分析可压缩湍流部分的继承关系
继承关系:
solver 中:
Info << "Creating turbulence model.\n" << nl; autoPtr<compressible::turbulenceModel> turbulence ( compressible::turbulenceModel::New ( rho, U, phi, thermo ) );
其中 Foam::compressible::turbulenceModel 是 Foam::compressible::ThermalDiffusivity<CompressibleTurbulenceModel<fluidThermo>> 的 typedef
所以这里首先调用的是 ThermalDiffusivity 中的 New:
template<class BasicTurbulenceModel> Foam::autoPtr<Foam::ThermalDiffusivity<BasicTurbulenceModel>> Foam::ThermalDiffusivity<BasicTurbulenceModel>::New ( const volScalarField& rho, const volVectorField& U, const surfaceScalarField& phi, const transportModel& transport, const word& propertiesName ) { return autoPtr<ThermalDiffusivity> ( static_cast<ThermalDiffusivity*>( BasicTurbulenceModel::New ( rho, U, phi, transport, propertiesName ).ptr()) ); }
CompressibleTurbulenceModel<class TransportModel> 是 BasicTurbulenceModel 的实例化,CompressibleTurbulenceModel
template<class TransportModel> class CompressibleTurbulenceModel : public TurbulenceModel < geometricOneField, volScalarField, compressibleTurbulenceModel, TransportModel >
New 函数:
template<class TransportModel> Foam::autoPtr<Foam::CompressibleTurbulenceModel<TransportModel>> Foam::CompressibleTurbulenceModel<TransportModel>::New ( const volScalarField& rho, const volVectorField& U, const surfaceScalarField& phi, const transportModel& transport, const word& propertiesName ) { return autoPtr<CompressibleTurbulenceModel> ( static_cast<CompressibleTurbulenceModel*>( TurbulenceModel < geometricOneField, volScalarField, compressibleTurbulenceModel, transportModel >::New ( geometricOneField(), rho, U, phi, phi, transport, propertiesName ).ptr()) ); }
接着来到 TurbulenceModel 这里用到了 RTSNew 函数:
static autoPtr<TurbulenceModel> New ( const alphaField& alpha, const rhoField& rho, const volVectorField& U, const surfaceScalarField& alphaRhoPhi, const surfaceScalarField& phi, const transportModel& transport, const word& propertiesName = turbulenceModel::propertiesName );
构造函数:
Foam::TurbulenceModel<Alpha, Rho, BasicTurbulenceModel, TransportModel>:: TurbulenceModel ( const alphaField& alpha, const rhoField& rho, const volVectorField& U, const surfaceScalarField& alphaRhoPhi, const surfaceScalarField& phi, const transportModel& transport, const word& propertiesName ) : BasicTurbulenceModel ( rho, U, alphaRhoPhi, phi, propertiesName ), alpha_(alpha), transport_(transport) {}
它的模板基类 BasicTurbulenceModel 的实例化是 compressibleTurbulenceModel:
Foam::compressibleTurbulenceModel::compressibleTurbulenceModel ( const volScalarField& rho, const volVectorField& U, const surfaceScalarField& alphaRhoPhi, const surfaceScalarField& phi, const word& propertiesName ) : turbulenceModel ( U, alphaRhoPhi, phi, propertiesName ), rho_(rho) {}
最后来到了:turbulenceModel
Foam::turbulenceModel::turbulenceModel ( const volVectorField& U, const surfaceScalarField& alphaRhoPhi, const surfaceScalarField& phi, const word& propertiesName )

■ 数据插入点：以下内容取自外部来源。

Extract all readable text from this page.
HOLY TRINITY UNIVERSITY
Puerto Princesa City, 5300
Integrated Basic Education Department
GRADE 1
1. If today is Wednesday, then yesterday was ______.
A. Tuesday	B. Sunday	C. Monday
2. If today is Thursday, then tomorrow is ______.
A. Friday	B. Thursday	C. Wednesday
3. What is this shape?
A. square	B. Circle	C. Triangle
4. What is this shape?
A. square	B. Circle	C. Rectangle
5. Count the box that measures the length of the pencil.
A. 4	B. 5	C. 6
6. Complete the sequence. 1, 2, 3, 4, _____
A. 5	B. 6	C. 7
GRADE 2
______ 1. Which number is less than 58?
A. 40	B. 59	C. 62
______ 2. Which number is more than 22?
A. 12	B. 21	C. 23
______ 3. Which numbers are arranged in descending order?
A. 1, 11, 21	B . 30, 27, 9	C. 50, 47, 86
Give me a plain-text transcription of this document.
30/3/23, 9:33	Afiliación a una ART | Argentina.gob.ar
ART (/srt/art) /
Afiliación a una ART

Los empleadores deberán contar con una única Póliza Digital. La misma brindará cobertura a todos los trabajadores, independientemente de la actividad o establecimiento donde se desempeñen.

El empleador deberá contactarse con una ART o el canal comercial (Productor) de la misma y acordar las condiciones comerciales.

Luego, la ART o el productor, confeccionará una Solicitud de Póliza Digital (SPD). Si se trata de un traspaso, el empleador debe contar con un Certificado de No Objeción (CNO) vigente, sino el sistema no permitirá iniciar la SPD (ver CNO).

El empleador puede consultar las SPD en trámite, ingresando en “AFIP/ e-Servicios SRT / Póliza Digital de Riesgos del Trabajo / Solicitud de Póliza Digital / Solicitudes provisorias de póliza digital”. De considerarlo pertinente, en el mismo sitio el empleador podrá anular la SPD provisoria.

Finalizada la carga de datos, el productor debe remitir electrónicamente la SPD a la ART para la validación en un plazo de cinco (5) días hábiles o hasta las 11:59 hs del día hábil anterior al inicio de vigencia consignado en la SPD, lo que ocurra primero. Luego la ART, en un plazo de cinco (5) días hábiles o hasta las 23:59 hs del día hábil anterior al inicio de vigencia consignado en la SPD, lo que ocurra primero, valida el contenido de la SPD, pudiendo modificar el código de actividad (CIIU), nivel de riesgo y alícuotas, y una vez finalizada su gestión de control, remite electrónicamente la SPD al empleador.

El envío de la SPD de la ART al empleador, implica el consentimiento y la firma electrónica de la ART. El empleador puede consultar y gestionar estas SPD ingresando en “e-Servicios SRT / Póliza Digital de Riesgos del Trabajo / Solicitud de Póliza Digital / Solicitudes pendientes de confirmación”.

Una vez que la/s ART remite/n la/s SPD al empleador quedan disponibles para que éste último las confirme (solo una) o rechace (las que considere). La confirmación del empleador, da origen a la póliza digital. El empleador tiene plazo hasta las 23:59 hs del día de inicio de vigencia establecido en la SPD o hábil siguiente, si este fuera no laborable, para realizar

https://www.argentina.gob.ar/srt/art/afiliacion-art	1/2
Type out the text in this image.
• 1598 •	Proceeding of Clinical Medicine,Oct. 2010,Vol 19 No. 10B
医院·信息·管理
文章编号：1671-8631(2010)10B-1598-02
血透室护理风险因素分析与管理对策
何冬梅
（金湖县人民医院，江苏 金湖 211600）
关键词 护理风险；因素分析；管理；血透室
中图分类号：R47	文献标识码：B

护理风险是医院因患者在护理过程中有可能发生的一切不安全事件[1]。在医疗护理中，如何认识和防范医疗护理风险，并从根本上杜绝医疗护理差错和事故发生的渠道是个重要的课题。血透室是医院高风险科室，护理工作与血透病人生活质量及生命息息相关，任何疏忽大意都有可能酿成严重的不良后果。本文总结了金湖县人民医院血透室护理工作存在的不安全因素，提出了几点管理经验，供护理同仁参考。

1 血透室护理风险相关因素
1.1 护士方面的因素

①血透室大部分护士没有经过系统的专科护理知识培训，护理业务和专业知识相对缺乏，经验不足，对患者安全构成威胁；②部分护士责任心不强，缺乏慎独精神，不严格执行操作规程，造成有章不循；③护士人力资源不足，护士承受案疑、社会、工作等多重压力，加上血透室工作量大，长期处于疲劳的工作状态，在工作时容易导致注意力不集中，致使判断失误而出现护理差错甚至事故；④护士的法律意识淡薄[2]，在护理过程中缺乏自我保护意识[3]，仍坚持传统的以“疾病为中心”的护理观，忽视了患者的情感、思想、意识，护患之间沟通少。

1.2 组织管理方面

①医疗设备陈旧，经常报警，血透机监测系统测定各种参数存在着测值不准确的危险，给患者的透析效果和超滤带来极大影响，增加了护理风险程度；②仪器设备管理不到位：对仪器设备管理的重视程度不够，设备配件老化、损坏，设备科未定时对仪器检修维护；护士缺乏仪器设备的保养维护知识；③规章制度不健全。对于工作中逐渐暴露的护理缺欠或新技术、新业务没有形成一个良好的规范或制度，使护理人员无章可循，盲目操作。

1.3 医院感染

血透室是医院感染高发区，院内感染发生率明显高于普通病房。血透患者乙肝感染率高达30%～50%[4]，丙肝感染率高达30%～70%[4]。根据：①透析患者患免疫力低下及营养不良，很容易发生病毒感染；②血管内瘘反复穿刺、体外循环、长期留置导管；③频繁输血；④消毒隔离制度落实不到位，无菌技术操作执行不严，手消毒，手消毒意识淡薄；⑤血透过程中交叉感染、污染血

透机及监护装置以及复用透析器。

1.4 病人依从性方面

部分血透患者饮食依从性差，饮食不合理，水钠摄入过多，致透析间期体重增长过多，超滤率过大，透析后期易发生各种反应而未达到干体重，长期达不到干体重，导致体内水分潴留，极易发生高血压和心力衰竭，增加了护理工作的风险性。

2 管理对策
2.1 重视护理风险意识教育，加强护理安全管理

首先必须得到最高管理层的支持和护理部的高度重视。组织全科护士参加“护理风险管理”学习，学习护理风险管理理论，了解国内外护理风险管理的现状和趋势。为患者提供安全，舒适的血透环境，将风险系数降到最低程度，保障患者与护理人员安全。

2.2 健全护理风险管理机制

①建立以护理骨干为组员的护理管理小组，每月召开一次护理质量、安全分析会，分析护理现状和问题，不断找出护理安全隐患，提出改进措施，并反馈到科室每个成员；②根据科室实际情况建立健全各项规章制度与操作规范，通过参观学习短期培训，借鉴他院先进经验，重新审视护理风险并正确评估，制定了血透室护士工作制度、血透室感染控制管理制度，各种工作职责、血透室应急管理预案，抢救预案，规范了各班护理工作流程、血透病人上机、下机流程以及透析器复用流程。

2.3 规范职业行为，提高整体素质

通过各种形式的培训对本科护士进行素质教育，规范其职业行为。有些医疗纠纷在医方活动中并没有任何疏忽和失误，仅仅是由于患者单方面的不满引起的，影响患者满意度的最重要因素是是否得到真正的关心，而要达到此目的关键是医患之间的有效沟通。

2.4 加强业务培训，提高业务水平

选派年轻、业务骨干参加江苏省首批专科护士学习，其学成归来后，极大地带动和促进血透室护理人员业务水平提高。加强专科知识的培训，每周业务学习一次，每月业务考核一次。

初始化列表中:alphaRhoPhi_(alphaRhoPhi)
inline const surfaceScalarField& alphaRhoPhi () const return alphaRhoPhi_; }
combustionModel.H 中:
inline Foam::tmp<Foam::surfaceScalarField> Foam::combustionModel::phi () const { return turbulence ().alphaRhoPhi (); }
就是说,solver 中 #include "compressibleCreatePhi.H" 创建的 phi 逐级传到了湍流模型中,我可以使用 Foam::combustionModel::phi() 来调用它。
相同的,燃烧模型和湍流模型中的 phi() 也都是返回 solver 中的 phi。
继承关系:
solver 中:
Info << "Creating turbulence model.\n" << nl; autoPtr<compressible::momentumTransportModel> turbulence ( compressible::momentumTransportModel::New ( rho, U, phi, thermo ) );
其中 compressible::momentumTransportModel 是 CompressibleMomentumTransportModel<fluidThermo> 的 typedef 。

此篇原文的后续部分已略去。